Last way is not easy with a diesel. Put the vehicle in each gear in turn, then rotating the engine look for one complete revolution or the wheel. Number of revolutions or the engine for one revolution of the wheel will give you ratios in each gear.

Alternatively I am sure there is someone on here who has the original handbook which may have gear ratios. 
Martin


----------



## Proff (Jul 22, 2005)

Our 660 had the same feel about it, Rev the nuts in 3rd, and it would almost stall in 4th, 5th was a flat road gear only...
So last Aug I spent £2300 and had it Turboed, now it pulls from 35 in 5th and I no longer dread hills  plus get around 1.5 mpg more 

I just need a higher ratio diff now as it still sounds like your killing it at anything above 58 mph...

BUT 55/57 mph is a nice cruising speed, you keep the lorries company, and they seem to get where they are going


----------



## funkyronster (May 1, 2005)

Aug I spent £2300 and had it Turboed,

By who?

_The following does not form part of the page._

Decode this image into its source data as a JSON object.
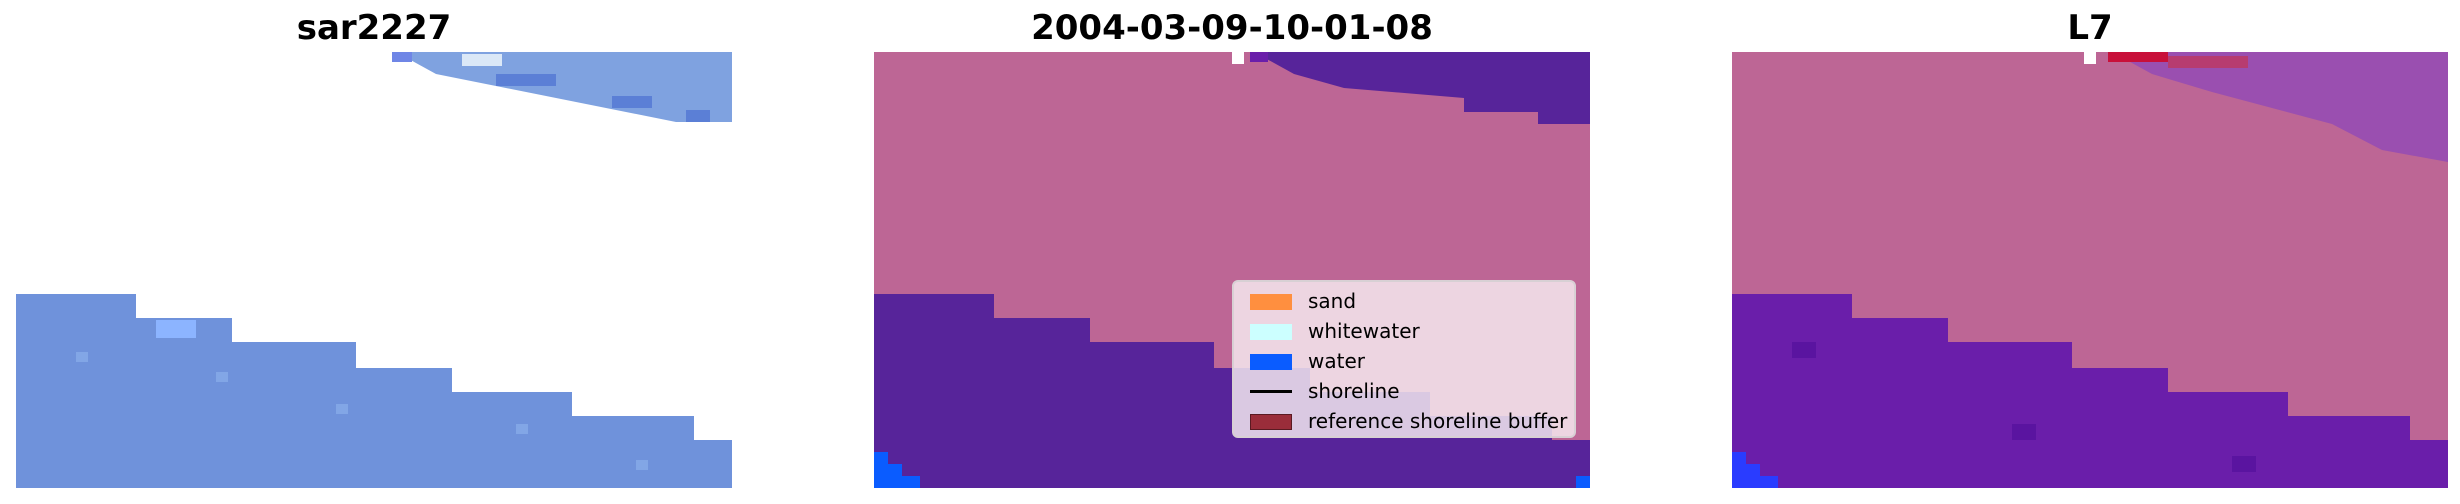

Interested

Ron


----------



## Proff (Jul 22, 2005)

I was one of the last to be Turbo intercooled by TB Turbos of Lancaster.
The mechanic/ workshop foreman who did mine now does them at his own place
cmautoservices
he's on this site and will be glad to quote you....
I'm still over the moon with the way ours just pulls like a freight train, even with 1.5 tonne trailer behind


----------